Still, and in spite of these setbacks, HSBC’s work on such deals as the sovereign bond and continued efforts to feature on the landmark transactions to come sets it apart from its rivals and puts it in good position for the future.
HSBC is by some distance the most powerful and able bank in Hong Kong, particularly when subsidiary Hang Seng is taken into account. The Hong Kong operations of HSBC created HK$166 billion ($21.3 billion) of revenues in 2016. Although net profit was down, to HK$87.8 billion, it still dwarfed any comparable institution, and did so at a return on equity of 13%.
Key developments over the last 12 months have come in the retail and wealth management area, where the bank has continued to invest in digital and mobile channels, offering Apple Pay and Android Pay during the year. New mutual funds, structured products and wealth insurance have been developed, some of them leveraging on the bank’s leadership in renminbi bond investments.

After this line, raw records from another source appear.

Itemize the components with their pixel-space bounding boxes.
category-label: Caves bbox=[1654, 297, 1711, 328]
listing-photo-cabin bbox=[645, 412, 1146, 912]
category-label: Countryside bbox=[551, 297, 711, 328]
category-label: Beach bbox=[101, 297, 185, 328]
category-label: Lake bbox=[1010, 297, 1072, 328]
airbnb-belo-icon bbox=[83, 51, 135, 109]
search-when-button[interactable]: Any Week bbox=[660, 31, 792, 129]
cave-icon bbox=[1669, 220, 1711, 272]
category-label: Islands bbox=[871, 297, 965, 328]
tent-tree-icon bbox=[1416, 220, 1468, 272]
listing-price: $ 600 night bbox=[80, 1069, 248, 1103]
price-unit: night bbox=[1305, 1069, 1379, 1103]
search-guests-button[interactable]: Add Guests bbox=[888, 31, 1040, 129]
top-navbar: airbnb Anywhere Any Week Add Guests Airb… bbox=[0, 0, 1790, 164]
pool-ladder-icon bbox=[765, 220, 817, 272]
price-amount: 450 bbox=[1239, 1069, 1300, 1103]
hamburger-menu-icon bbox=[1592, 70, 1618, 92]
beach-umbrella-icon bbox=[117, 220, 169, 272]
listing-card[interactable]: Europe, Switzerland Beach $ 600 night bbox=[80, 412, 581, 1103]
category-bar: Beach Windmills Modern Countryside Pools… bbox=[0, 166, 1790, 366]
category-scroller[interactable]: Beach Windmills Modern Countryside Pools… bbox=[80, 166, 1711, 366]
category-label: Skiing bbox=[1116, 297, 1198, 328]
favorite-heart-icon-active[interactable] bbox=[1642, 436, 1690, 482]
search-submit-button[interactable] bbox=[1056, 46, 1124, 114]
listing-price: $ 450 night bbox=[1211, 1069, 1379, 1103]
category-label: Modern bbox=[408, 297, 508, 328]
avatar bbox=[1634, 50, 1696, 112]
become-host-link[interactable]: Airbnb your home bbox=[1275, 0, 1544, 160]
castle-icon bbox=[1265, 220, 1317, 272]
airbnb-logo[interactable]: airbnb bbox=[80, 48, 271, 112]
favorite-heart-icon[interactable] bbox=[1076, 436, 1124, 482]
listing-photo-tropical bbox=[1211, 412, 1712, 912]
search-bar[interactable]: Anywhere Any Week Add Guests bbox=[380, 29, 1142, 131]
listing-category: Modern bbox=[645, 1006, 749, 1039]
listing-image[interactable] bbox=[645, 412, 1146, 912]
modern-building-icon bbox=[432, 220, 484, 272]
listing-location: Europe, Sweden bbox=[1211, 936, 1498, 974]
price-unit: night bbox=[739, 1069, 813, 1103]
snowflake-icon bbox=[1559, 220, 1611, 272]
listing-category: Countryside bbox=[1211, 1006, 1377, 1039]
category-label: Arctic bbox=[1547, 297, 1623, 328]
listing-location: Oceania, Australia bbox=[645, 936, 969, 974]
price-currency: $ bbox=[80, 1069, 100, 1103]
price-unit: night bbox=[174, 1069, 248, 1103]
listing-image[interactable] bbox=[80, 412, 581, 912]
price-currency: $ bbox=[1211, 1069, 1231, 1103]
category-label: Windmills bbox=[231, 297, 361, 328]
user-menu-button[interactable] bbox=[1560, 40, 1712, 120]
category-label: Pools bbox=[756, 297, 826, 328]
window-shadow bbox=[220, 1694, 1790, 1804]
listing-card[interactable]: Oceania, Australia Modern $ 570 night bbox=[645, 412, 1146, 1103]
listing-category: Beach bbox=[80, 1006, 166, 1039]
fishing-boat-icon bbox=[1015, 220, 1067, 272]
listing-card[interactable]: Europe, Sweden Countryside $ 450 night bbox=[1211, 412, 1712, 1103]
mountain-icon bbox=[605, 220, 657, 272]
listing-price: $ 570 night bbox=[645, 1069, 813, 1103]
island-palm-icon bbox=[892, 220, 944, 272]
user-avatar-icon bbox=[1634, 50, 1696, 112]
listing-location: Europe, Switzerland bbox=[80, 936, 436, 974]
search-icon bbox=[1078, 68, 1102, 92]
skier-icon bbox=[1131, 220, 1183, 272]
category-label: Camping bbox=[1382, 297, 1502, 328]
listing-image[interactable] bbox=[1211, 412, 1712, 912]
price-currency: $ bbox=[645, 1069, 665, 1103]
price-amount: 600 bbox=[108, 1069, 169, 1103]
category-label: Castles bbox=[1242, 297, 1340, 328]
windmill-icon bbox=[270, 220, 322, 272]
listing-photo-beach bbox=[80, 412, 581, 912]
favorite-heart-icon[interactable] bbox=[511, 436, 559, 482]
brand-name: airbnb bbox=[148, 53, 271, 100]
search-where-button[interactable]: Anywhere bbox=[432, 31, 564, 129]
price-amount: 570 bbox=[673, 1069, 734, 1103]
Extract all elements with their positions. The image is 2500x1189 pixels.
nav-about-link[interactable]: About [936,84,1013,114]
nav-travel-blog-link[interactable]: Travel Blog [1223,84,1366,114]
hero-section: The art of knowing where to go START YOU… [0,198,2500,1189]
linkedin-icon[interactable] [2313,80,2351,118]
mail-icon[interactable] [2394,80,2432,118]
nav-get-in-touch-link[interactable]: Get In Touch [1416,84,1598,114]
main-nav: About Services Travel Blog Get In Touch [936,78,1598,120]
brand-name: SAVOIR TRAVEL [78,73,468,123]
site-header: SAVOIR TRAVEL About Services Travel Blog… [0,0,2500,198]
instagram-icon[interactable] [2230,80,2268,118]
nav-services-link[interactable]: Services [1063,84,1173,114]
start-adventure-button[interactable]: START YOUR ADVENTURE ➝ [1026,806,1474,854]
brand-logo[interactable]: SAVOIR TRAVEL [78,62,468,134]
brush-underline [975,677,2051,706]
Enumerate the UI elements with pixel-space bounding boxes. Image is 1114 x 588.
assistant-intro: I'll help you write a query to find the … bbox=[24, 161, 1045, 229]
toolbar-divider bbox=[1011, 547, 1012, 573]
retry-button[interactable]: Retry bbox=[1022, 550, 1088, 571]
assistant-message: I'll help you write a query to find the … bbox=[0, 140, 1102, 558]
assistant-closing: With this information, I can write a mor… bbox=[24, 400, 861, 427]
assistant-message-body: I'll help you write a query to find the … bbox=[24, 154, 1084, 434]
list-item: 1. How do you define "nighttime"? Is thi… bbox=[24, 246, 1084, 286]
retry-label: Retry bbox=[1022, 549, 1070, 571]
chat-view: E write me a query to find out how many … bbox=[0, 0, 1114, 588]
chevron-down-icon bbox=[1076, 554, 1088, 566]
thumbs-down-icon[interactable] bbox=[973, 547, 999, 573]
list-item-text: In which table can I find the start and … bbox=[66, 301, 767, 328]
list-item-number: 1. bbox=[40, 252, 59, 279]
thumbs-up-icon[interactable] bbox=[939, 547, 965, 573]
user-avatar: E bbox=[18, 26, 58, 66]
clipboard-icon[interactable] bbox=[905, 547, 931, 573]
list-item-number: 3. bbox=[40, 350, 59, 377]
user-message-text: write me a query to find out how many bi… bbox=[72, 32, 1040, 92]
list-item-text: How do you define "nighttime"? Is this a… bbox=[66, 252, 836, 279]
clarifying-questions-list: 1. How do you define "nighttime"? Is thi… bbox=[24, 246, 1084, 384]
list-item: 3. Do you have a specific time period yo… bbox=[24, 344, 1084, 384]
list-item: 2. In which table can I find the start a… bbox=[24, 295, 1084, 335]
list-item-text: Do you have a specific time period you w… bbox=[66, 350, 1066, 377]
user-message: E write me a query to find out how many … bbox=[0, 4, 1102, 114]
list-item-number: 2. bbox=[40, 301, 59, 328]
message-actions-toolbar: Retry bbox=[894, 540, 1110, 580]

The bank’s traditional commercial banking strengths are as robust as ever and Hong Kong is the heart of HSBC’s private banking offering for the region, accounting for 80% of Asia’s pre-tax profits for the division. Hong Kong is also the home of the bank’s trade finance strength, where renminbi internationalization is providing a spur to new business.
HSBC’s investment banking strength in the region is anchored by its Hong Kong-based debt capital markets dominance. It is easily the number one G3 bookrunner for Greater China and Hong Kong issuers, and obviously the leader for Hong Kong dollar bonds.
But it is more than just a debt factory. Interesting deals in the awards period have included perpetual hybrids for Li & Fung and Road King Infrastructure, green bonds for MTR and a sukuk for the Hong Kong government. HSBC is not a leader in equity capital markets in the region but nevertheless raised $14 billion for clients in the Hong Kong ECM, with senior (if not the most senior) roles on the IPOs of Postal Savings Bank of China, Guotai Junan, CR Pharmaceutical and, on the equity-linked side, Haitong International.
Big M&A mandates in Hong Kong included the acquisition of Citic Group’s property portfolio by China Overseas Land & Investment and the privatization of New World China Land.